Bartosz Kostka · Bartosz Kostka · commit 3eb485192e86 · 2025-08-10T20:56:14.000-04:00
diff --git a/src/num_methods/binary_search.md b/src/num_methods/binary_search.md
@@ -142,7 +142,7 @@ This paradigm is widely used in tasks around trees, such as finding lowest commo
 
 When we are faced with multiple queries that can each be solved with a binary search, it is sometimes too slow to solve them one by one. Parallel Binary Search is a technique that allows us to solve all of these queries simultaneously, often leading to a significant performance improvement. The main idea is to perform the binary search for all queries at the same time (in parallel), step by step. This is particularly effective when the check function for the binary search is costly and can be optimized by processing queries in batches.
 
-Consider a scenario where we have $Q$ queries, and for each query $q$, we need to find the smallest value $x$ that satisfies a certain condition $P(q, x)$. If $P(q, x)$ is monotonic on $x$, we can use binary search for each query. This would result in a total complexity of $O(Q \cdot \log(\t{range}) \cdot T_{check})$, where $T_{check}$ is the time to evaluate $P(q, x)$.

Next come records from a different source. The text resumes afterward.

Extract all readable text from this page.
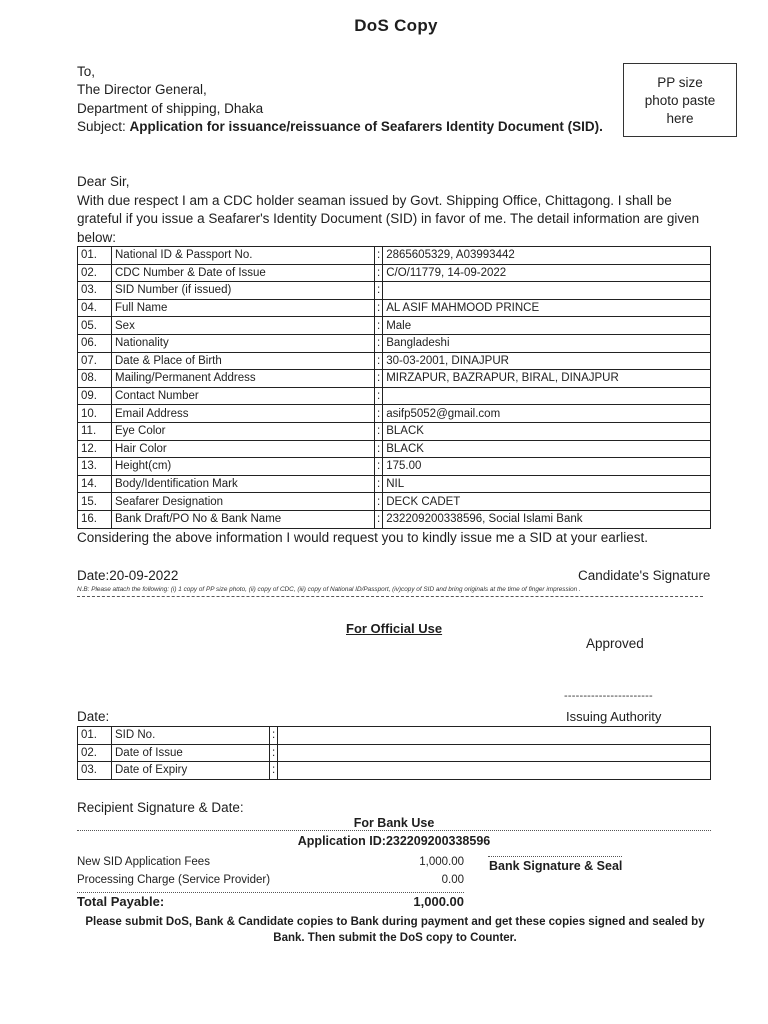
DoS Copy
PP size
photo paste
here
To,
The Director General,
Department of shipping, Dhaka
Subject: Application for issuance/reissuance of Seafarers Identity Document (SID).
Dear Sir,
With due respect I am a CDC holder seaman issued by Govt. Shipping Office, Chittagong. I shall be grateful if you issue a Seafarer's Identity Document (SID) in favor of me. The detail information are given below:
01.	National ID & Passport No.	:	2865605329, A03993442
02.	CDC Number & Date of Issue	:	C/O/11779, 14-09-2022
03.	SID Number (if issued)	:	
04.	Full Name	:	AL ASIF MAHMOOD PRINCE
05.	Sex	:	Male
06.	Nationality	:	Bangladeshi
07.	Date & Place of Birth	:	30-03-2001, DINAJPUR
08.	Mailing/Permanent Address	:	MIRZAPUR, BAZRAPUR, BIRAL, DINAJPUR
09.	Contact Number	:	
10.	Email Address	:	asifp5052@gmail.com
11.	Eye Color	:	BLACK
12.	Hair Color	:	BLACK
13.	Height(cm)	:	175.00
14.	Body/Identification Mark	:	NIL
15.	Seafarer Designation	:	DECK CADET
16.	Bank Draft/PO No & Bank Name	:	232209200338596, Social Islami Bank
Considering the above information I would request you to kindly issue me a SID at your earliest.
Date:20-09-2022	Candidate's Signature
N.B: Please attach the following: (i) 1 copy of PP size photo, (ii) copy of CDC, (iii) copy of National ID/Passport, (iv)copy of SID and bring originals at the time of finger impression .
For Official Use
Approved
-----------------------
Date:	Issuing Authority
01.	SID No.	:	
02.	Date of Issue	:	
03.	Date of Expiry	:	
Recipient Signature & Date:
For Bank Use
Application ID:232209200338596
New SID Application Fees	1,000.00
Processing Charge (Service Provider)	0.00
Total Payable:	1,000.00
Bank Signature & Seal
Please submit DoS, Bank & Candidate copies to Bank during payment and get these copies signed and sealed by Bank. Then submit the DoS copy to Counter.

+Consider a scenario where we have $Q$ queries, and for each query $q$, we need to find the smallest value $x$ that satisfies a certain condition $P(q, x)$. If $P(q, x)$ is monotonic on $x$, we can use binary search for each query. This would result in a total complexity of $O(Q \cdot \log(range) \cdot T_{check})$, where $T_{check}$ is the time to evaluate $P(q, x)$.
 
 Parallel binary search optimizes this by changing the order of operations. Instead of processing each query independently, we process all queries simultaneously, step by step. In each step of the binary search, we compute the middle points $m_i$ for all queries and group the queries by their middle point. This is particularly powerful if the check function $P(q, x)$ has a structure that allows for efficient batching or updates.